When the pandemic struck our operations at the start of 2020, we put this strategy into effect and made difficult decisions to realign talent so we could continue to achieve our business goals during challenging times. We also reorganized our distribution network so we could add new partners who can help us reach new customers, ensuring the entire market continues to grow.
Reforming procedures, rethinking our teams and rebuilding our operations took a toll on our people, but set us on a successful path forward. While the pandemic took a huge hit on businesses and economies around the globe, DJI was able to manage the changes and become a resource for people, businesses and governments to respond to the pandemic. Drones were used to ensure people follow public health directives, deliver medical supplies while avoiding close contact, plan temporary hospitals and testing sites, and perform critical work remotely.

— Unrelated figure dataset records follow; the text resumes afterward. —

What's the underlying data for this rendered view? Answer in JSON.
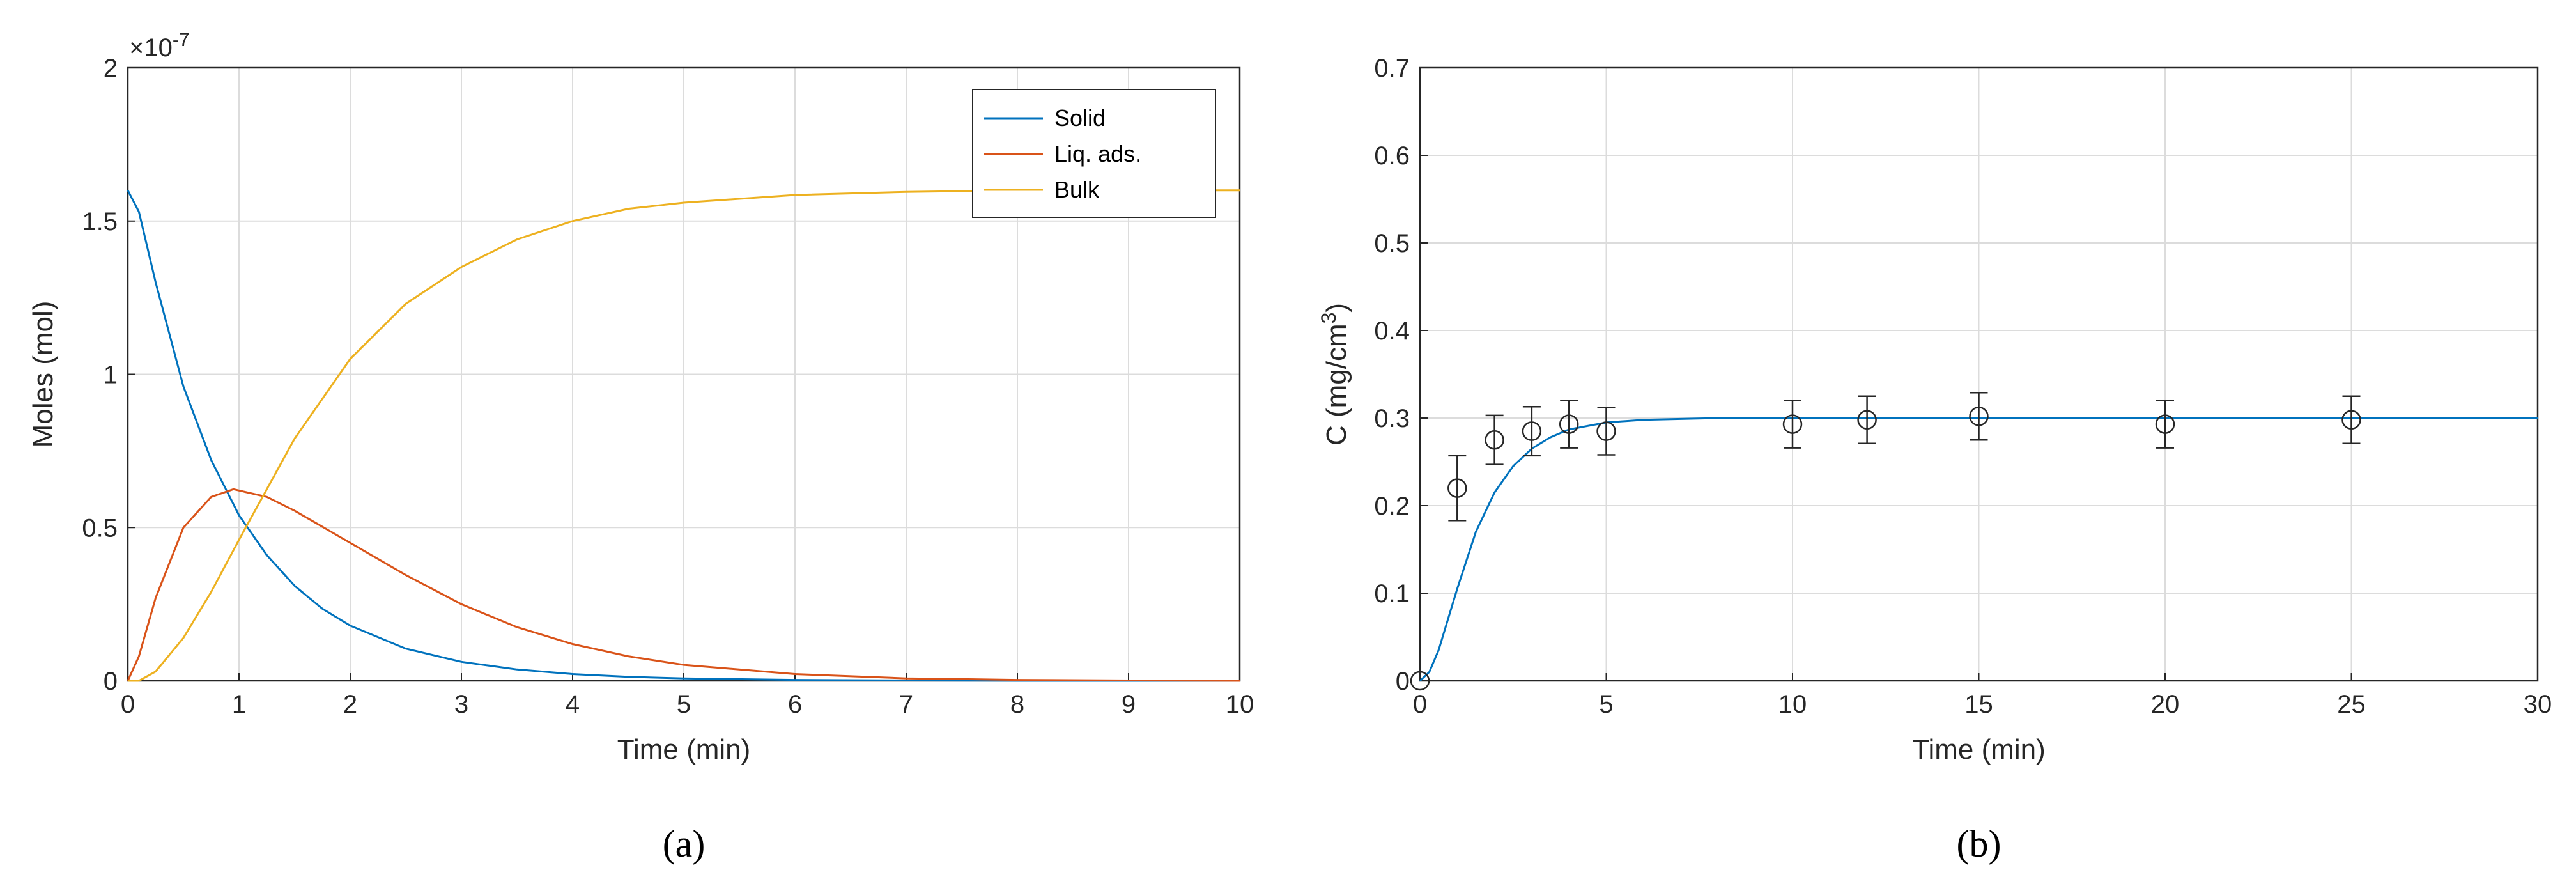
{
  "chart_data": [
    {
      "panel_label": "(a)",
      "panel_letter": "a",
      "type": "line",
      "xlabel": "Time (min)",
      "ylabel": "Moles (mol)",
      "y_exponent": "×10",
      "y_exponent_power": "-7",
      "xlim": [
        0,
        10
      ],
      "ylim": [
        0,
        2
      ],
      "xticks": [
        "0",
        "1",
        "2",
        "3",
        "4",
        "5",
        "6",
        "7",
        "8",
        "9",
        "10"
      ],
      "yticks": [
        "0",
        "0.5",
        "1",
        "1.5",
        "2"
      ],
      "grid": true,
      "legend_position": "top-right",
      "series": [
        {
          "name": "Solid",
          "color": "#0072BD",
          "x": [
            0,
            0.1,
            0.25,
            0.5,
            0.75,
            1,
            1.25,
            1.5,
            1.75,
            2,
            2.5,
            3,
            3.5,
            4,
            4.5,
            5,
            6,
            7,
            8,
            9,
            10
          ],
          "y": [
            1.6,
            1.53,
            1.3,
            0.96,
            0.72,
            0.54,
            0.41,
            0.31,
            0.235,
            0.18,
            0.105,
            0.062,
            0.037,
            0.022,
            0.013,
            0.008,
            0.003,
            0.001,
            0,
            0,
            0
          ]
        },
        {
          "name": "Liq. ads.",
          "color": "#D95319",
          "x": [
            0,
            0.1,
            0.25,
            0.5,
            0.75,
            0.95,
            1.25,
            1.5,
            2,
            2.5,
            3,
            3.5,
            4,
            4.5,
            5,
            6,
            7,
            8,
            9,
            10
          ],
          "y": [
            0,
            0.08,
            0.27,
            0.5,
            0.6,
            0.625,
            0.6,
            0.555,
            0.45,
            0.345,
            0.25,
            0.175,
            0.12,
            0.08,
            0.052,
            0.022,
            0.008,
            0.003,
            0.001,
            0
          ]
        },
        {
          "name": "Bulk",
          "color": "#EDB120",
          "x": [
            0,
            0.1,
            0.25,
            0.5,
            0.75,
            1,
            1.5,
            2,
            2.5,
            3,
            3.5,
            4,
            4.5,
            5,
            6,
            7,
            8,
            9,
            10
          ],
          "y": [
            0,
            0,
            0.03,
            0.14,
            0.29,
            0.46,
            0.79,
            1.05,
            1.23,
            1.35,
            1.44,
            1.5,
            1.54,
            1.56,
            1.585,
            1.595,
            1.6,
            1.6,
            1.6
          ]
        }
      ]
    },
    {
      "panel_label": "(b)",
      "panel_letter": "b",
      "type": "scatter",
      "xlabel": "Time (min)",
      "ylabel": "C (mg/cm",
      "ylabel_sup": "3",
      "ylabel_end": ")",
      "xlim": [
        0,
        30
      ],
      "ylim": [
        0,
        0.7
      ],
      "xticks": [
        "0",
        "5",
        "10",
        "15",
        "20",
        "25",
        "30"
      ],
      "yticks": [
        "0",
        "0.1",
        "0.2",
        "0.3",
        "0.4",
        "0.5",
        "0.6",
        "0.7"
      ],
      "grid": true,
      "model_curve": {
        "color": "#0072BD",
        "x": [
          0,
          0.25,
          0.5,
          0.75,
          1,
          1.5,
          2,
          2.5,
          3,
          3.5,
          4,
          5,
          6,
          7,
          8,
          10,
          15,
          20,
          25,
          30
        ],
        "y": [
          0,
          0.01,
          0.035,
          0.07,
          0.105,
          0.17,
          0.215,
          0.245,
          0.265,
          0.278,
          0.287,
          0.295,
          0.298,
          0.299,
          0.3,
          0.3,
          0.3,
          0.3,
          0.3,
          0.3
        ]
      },
      "measurements": {
        "color": "#262626",
        "x": [
          0,
          1,
          2,
          3,
          4,
          5,
          10,
          12,
          15,
          20,
          25
        ],
        "y": [
          0,
          0.22,
          0.275,
          0.285,
          0.293,
          0.285,
          0.293,
          0.298,
          0.302,
          0.293,
          0.298
        ],
        "error": [
          0,
          0.037,
          0.028,
          0.028,
          0.027,
          0.027,
          0.027,
          0.027,
          0.027,
          0.027,
          0.027
        ]
      }
    }
  ]
}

At the same time, as the world has been forced to isolate and distance itself, we have seen people embrace the creative and world-opening possibilities of all our products – not just our drones, but our handheld systems that turn everyone into a creator. The highly anticipated Mavic Air 2 drone has also been an enormous success since it launched this April.
As a matter of policy, DJI does not discuss its financial performance or personnel decisions, so we are unable to respond to some details in the story. DJI continues to hire for new positions and remains a highly regarded employer for the dynamic talent pool in Shenzhen, China. DJI has always moved colleagues from China to other countries and vice versa in order to strengthen our global knowledge, improve collaboration and help our employees achieve their full potential. This means we have German, French, American and other non-Chinese colleagues leading teams at our headquarters, as well as Chinese colleagues working in our regional offices around the world.
Our efforts to streamline and realign operations this year have not been easy, but they have positioned DJI to stay focused on our core strength of technical innovation. As the global leader in drone technology, we remain committed to developing new and powerful tools for the world.